Thanks to loving my kids and being a anxious person, I spend a lot of evenings on my couch hyper-ventilating. I cry at least once a week on the way to work. The days are busy, so busy that I practically need to set a timer to remind myself to go to the bathroom. I don't have much space in my day to worry when I'm in meetings, running errands, rushing home, helping with homework, doing laundry, cleaning up cat puke, and watching YouTube videos of cute kittens. Yet, anxiety manages to sneak attack me in those small moments of quiet. Just when I think I am enjoying the lack of interference in my day, the rain gets it, and floods my mind with worry. I go from 0 to 60, from smiling about something nice to crying because I'm going to die some day. My heart races and I start to sweat and I feel trapped in my own fear.

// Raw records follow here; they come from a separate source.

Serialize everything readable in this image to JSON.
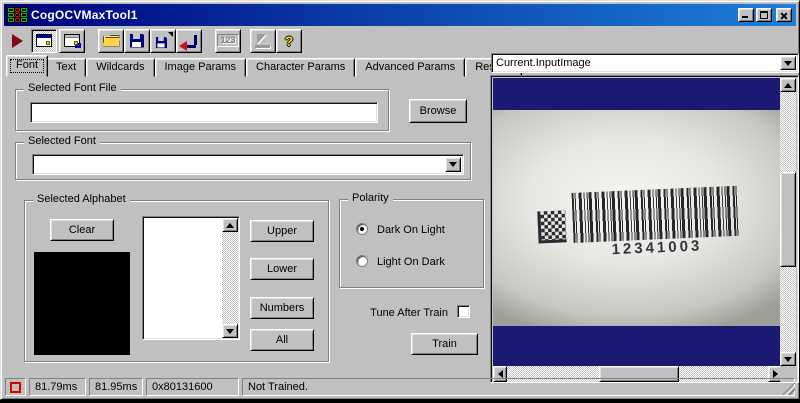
{
  "window": {
    "title": "CogOCVMaxTool1"
  },
  "titlebar": {
    "icon": "cognex-grid-icon",
    "controls": [
      "minimize-icon",
      "maximize-icon",
      "close-icon"
    ]
  },
  "toolbar": {
    "buttons": [
      {
        "icon": "run-icon",
        "pressed": false,
        "disabled": false
      },
      {
        "icon": "show-image-window-icon",
        "pressed": true,
        "disabled": false
      },
      {
        "icon": "float-window-icon",
        "pressed": false,
        "disabled": false
      },
      {
        "icon": "open-file-icon",
        "pressed": false,
        "disabled": false
      },
      {
        "icon": "save-file-icon",
        "pressed": false,
        "disabled": false
      },
      {
        "icon": "save-as-icon",
        "pressed": false,
        "disabled": false
      },
      {
        "icon": "reset-icon",
        "pressed": false,
        "disabled": false
      },
      {
        "icon": "data-grid-icon",
        "label": "123",
        "pressed": false,
        "disabled": true
      },
      {
        "icon": "pointer-tool-icon",
        "pressed": false,
        "disabled": true
      },
      {
        "icon": "help-icon",
        "label": "?",
        "pressed": false,
        "disabled": false
      }
    ]
  },
  "tabs": [
    {
      "label": "Font",
      "selected": true
    },
    {
      "label": "Text",
      "selected": false
    },
    {
      "label": "Wildcards",
      "selected": false
    },
    {
      "label": "Image Params",
      "selected": false
    },
    {
      "label": "Character Params",
      "selected": false
    },
    {
      "label": "Advanced Params",
      "selected": false
    },
    {
      "label": "Results",
      "selected": false
    }
  ],
  "image_selector": {
    "value": "Current.InputImage",
    "icon": "dropdown-arrow-icon"
  },
  "font_tab": {
    "font_file_group": {
      "label": "Selected Font File",
      "path_value": "",
      "browse_label": "Browse"
    },
    "font_group": {
      "label": "Selected Font",
      "selected_value": ""
    },
    "alphabet_group": {
      "label": "Selected Alphabet",
      "clear_label": "Clear",
      "preview_background": "#000000",
      "list_items": [],
      "buttons": [
        "Upper",
        "Lower",
        "Numbers",
        "All"
      ]
    },
    "polarity_group": {
      "label": "Polarity",
      "options": [
        {
          "label": "Dark On Light",
          "selected": true
        },
        {
          "label": "Light On Dark",
          "selected": false
        }
      ]
    },
    "tune_after_train": {
      "label": "Tune After Train",
      "checked": false
    },
    "train_label": "Train"
  },
  "image_view": {
    "barcode_text": "12341003",
    "band_color": "#1a1a72"
  },
  "status_bar": {
    "indicator_icon": "record-indicator-icon",
    "indicator_color": "#e00000",
    "execution_time": "81.79ms",
    "total_time": "81.95ms",
    "result_code": "0x80131600",
    "message": "Not Trained."
  }
}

After many years of fighting these moments, I have learned simple techniques to escape the rain. I have focus words and calming breaths. I rationalize. I think happy thoughts. I sing a song. I make a to-list of all the boring, mundane things I have to accommplish that day. Thanks to life requiring me to be level-headed and on-the-ball, I find that my anxiety doesn't often get the best of me; unless I sense that the children are in immediate danger, you know, like drowning, or climbing on huge rocks thousands of feet in the sky.I have found ways to manage my stress without it taking charge of me.

We all have fears to face, big and small, each and every day. While I can manage my anxiety, I'll never stop worrying. In the end, I'm glad that I have two amazing children to worry about.